Dirk Hoag over at OnTheForecheck.com writes:
“Here’s an example of when NOT to use correlation as a tool in statistical analysis (when the variables in question are linked by definition). David makes a bad blunder here, by looking at scoring leaders, seeing a bunch of high shooting percentages, and concluding that shooting percentage is the true “talent”. The problem is that shooting percentage swings wildly from season to season, whereas shooting rates are much more consistent.”

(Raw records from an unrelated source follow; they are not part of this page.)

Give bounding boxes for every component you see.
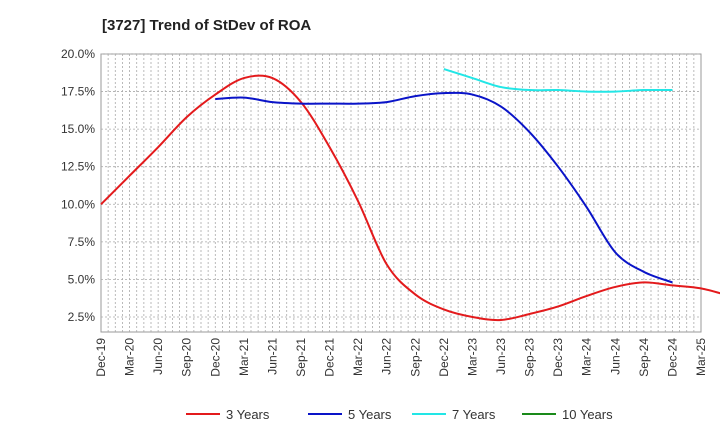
x-tick-label: Jun-22	[380, 338, 394, 375]
x-tick-label: Jun-23	[494, 338, 508, 375]
y-tick-label: 20.0%	[61, 47, 95, 61]
x-tick-label: Mar-22	[351, 338, 365, 376]
y-tick-label: 12.5%	[61, 160, 95, 174]
x-tick-label: Sep-22	[408, 338, 422, 377]
y-tick-label: 17.5%	[61, 85, 95, 99]
y-tick-label: 5.0%	[68, 272, 96, 286]
y-tick-label: 15.0%	[61, 122, 95, 136]
x-tick-label: Sep-21	[294, 338, 308, 377]
x-tick-label: Mar-23	[465, 338, 479, 376]
x-tick-label: Dec-23	[551, 338, 565, 377]
x-tick-label: Sep-24	[637, 338, 651, 377]
chart-title: [3727] Trend of StDev of ROA	[102, 17, 311, 34]
legend-label: 7 Years	[452, 407, 496, 422]
x-tick-label: Dec-22	[437, 338, 451, 377]
x-tick-label: Jun-24	[608, 338, 622, 375]
plot-area	[100, 53, 702, 333]
series-lines	[100, 68, 720, 322]
legend-label: 5 Years	[348, 407, 392, 422]
series-line-5-years	[215, 91, 673, 284]
x-tick-label: Sep-23	[523, 338, 537, 377]
y-tick-label: 7.5%	[68, 235, 96, 249]
x-tick-label: Mar-20	[123, 338, 137, 376]
x-tick-label: Sep-20	[180, 338, 194, 377]
y-tick-label: 10.0%	[61, 197, 95, 211]
legend-label: 10 Years	[562, 407, 613, 422]
x-tick-label: Dec-24	[665, 338, 679, 377]
x-tick-label: Dec-19	[94, 338, 108, 377]
x-tick-label: Dec-20	[208, 338, 222, 377]
x-tick-label: Dec-21	[323, 338, 337, 377]
x-tick-label: Jun-20	[151, 338, 165, 375]
series-line-3-years	[100, 74, 720, 322]
y-axis-tick-labels: 2.5% 5.0% 7.5% 10.0% 12.5% 15.0% 17.5% 20.0%	[61, 47, 95, 324]
legend: 3 Years 5 Years 7 Years 10 Years	[186, 407, 613, 422]
x-tick-label: Mar-25	[694, 338, 708, 376]
x-axis-tick-labels: Dec-19 Mar-20 Jun-20 Sep-20 Dec-20 Mar-21 Jun-…	[94, 338, 708, 377]
legend-label: 3 Years	[226, 407, 270, 422]
series-line-7-years	[443, 68, 673, 93]
x-tick-label: Mar-24	[580, 338, 594, 376]
y-tick-label: 2.5%	[68, 310, 96, 324]
x-tick-label: Mar-21	[237, 338, 251, 376]
x-tick-label: Jun-21	[265, 338, 279, 375]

The great advantage of corsi/fenwick has over goals as an evaluator of talent is the greater sample size associated with it. The greater the sample size the more confidence we can have in any results we conclude from it and the less chance that ‘luck’ messes things up. Year over year shooting percentage fluctuates a lot, but that doesn’t necessarily mean that it isn’t a talent or doesn’t have persistence, it could mean that the sample size of one year is too small. The four year shooting percentage leader board seems to identify all the top offensive players so it can’t be completely random. So what happens if we increase the sample size? Here are correlations of fenwick shooting percentages while on ice in 5v5 even strength situations for forwards:
|Year(s) vs Year(s)||Corrolation|
|200708 vs 200809||0.249|
|200809 vs 200910||0.268|
|200910 vs 201011||0.281|
|200709 vs 200911 (2yr)||0.497|
As you can see, there isn’t a lot of persistence year over year but for 2 years over 2 years we are starting to see some persistence. Still not to the level of corsi/fenwick, but certainly not non-existant either, and the greater correlation with scoring goals makes fenwick shooting percentage on par with fenwick as a predictor of future goal scoring performance when we have 2 seasons of data as I pointed out in my last post.

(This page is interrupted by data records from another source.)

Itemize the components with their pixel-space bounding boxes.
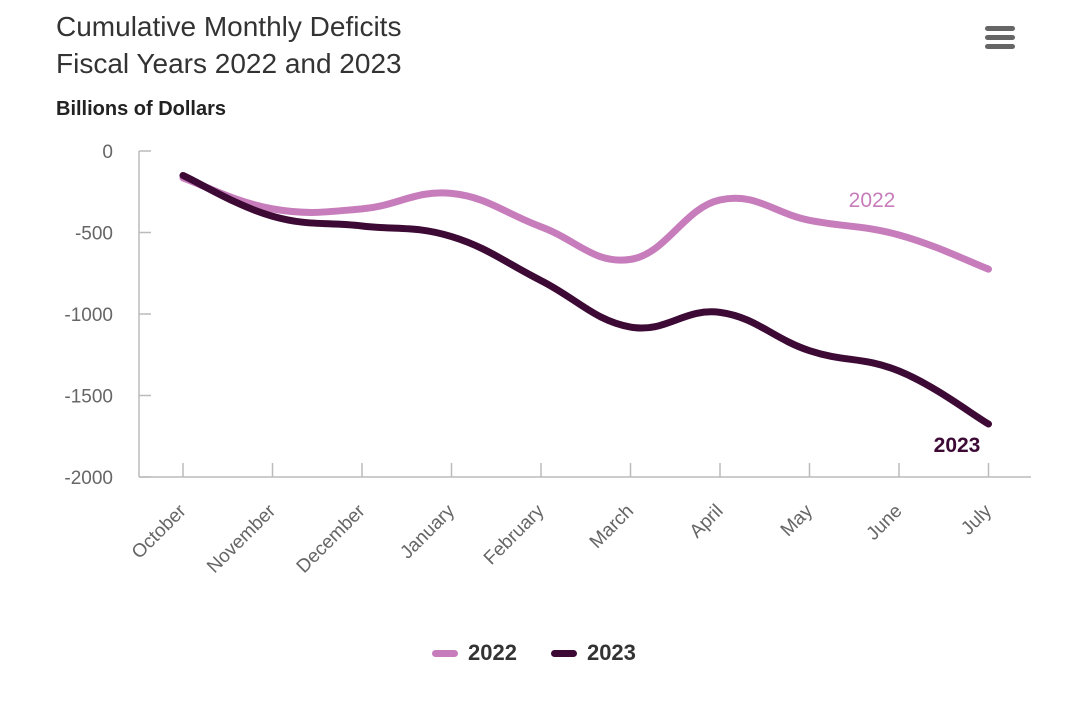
- hamburger-menu-icon-bar: [985, 26, 1015, 31]
- legend-swatch-2022: [432, 649, 458, 657]
- hamburger-menu-icon-bar: [985, 35, 1015, 40]
- legend-label-2023: 2023: [586, 640, 636, 665]
- series-end-label-2022: 2022: [849, 189, 896, 212]
- series-line-2023[interactable]: [179, 171, 992, 428]
- y-tick-label: -1000: [64, 305, 113, 326]
- chart-title-line-2: Fiscal Years 2022 and 2023: [56, 48, 402, 79]
- legend-item-2023[interactable]: 2023: [550, 640, 636, 666]
- series-end-label-2023: 2023: [934, 434, 981, 457]
- x-tick-label: October: [128, 500, 191, 563]
- chart-title-line-1: Cumulative Monthly Deficits: [56, 11, 402, 42]
- y-axis-label: Billions of Dollars: [56, 98, 227, 120]
- y-tick-label: -500: [75, 224, 113, 245]
- chart-menu-button[interactable]: [982, 24, 1020, 52]
- y-tick-label: -1500: [64, 387, 113, 408]
- y-tick-label: 0: [102, 142, 113, 163]
- hamburger-menu-icon-bar: [985, 44, 1015, 49]
- legend-item-2022[interactable]: 2022: [432, 640, 517, 666]
- x-tick-label: November: [203, 500, 280, 577]
- chart-legend: 2022 2023: [432, 640, 636, 666]
- x-tick-label: May: [777, 500, 818, 541]
- x-tick-label: April: [686, 501, 728, 543]
- chart-title: Cumulative Monthly Deficits Fiscal Years…: [56, 8, 402, 82]
- x-tick-label: June: [863, 501, 907, 545]
- series-line-2022[interactable]: [179, 174, 992, 273]
- x-tick-label: December: [293, 500, 370, 577]
- x-tick-label: January: [396, 500, 459, 563]
- y-tick-label: -2000: [64, 468, 113, 489]
- x-tick-label: March: [586, 501, 638, 553]
- legend-label-2022: 2022: [468, 640, 517, 665]
- legend-swatch-2023: [550, 649, 577, 657]
- x-tick-label: July: [957, 500, 996, 539]
- x-tick-label: February: [480, 500, 549, 569]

For the record, year over year correlation for fenwick for rate is approximately 0.60 depending on years used and 2 year vs 2 year correlation is 0.66.
But as I pointed out in my previous post, you would probably never use shooting percentage as a predictor because you may as well use goal rate instead which has the same sample size limitations as shooting percentage but also factors in fenwick rate. Year over year correlation of GF20 (goals for per 20 minutes) is approximately 0.45 depending on years used and the 2 year vs 2 year correlation is 0.619 so GF20 has persistence and has a 100% correlation with itself making it as reliable (or more) a predictor of future goal scoring rates as fenwick rate with just one year of data and a better predictor when using 2 years of data. Let me repost the pertinent table of correlations:
|Year(s) vs Year(s)||FenF20 to GF20||GF20 to GF20|
|200708 vs 200809||0.396||0.386|
|200809 vs 200910||0.434||0.468|
|200910 vs 201011||0.516||0.491|
|200709 vs 200911 (2yr)||0.498||0.619|
|200709 vs 200910 (2yr vs 1yr)||0.479||0.527|
The conclusion is, when dealing with less than a years worth of data, fenwick/corsi is probably the better metric to identify talent and predict future performance, but anything greater than a year goals for rate is the better metric and for one years worth of data they are about on par with each other.
Note: This is only true for forwards. The same observations are not true about defensemen where we see very little persistence or predictability in any of these metricts, I presume because the majority of them don’t drive offense to any significant degree.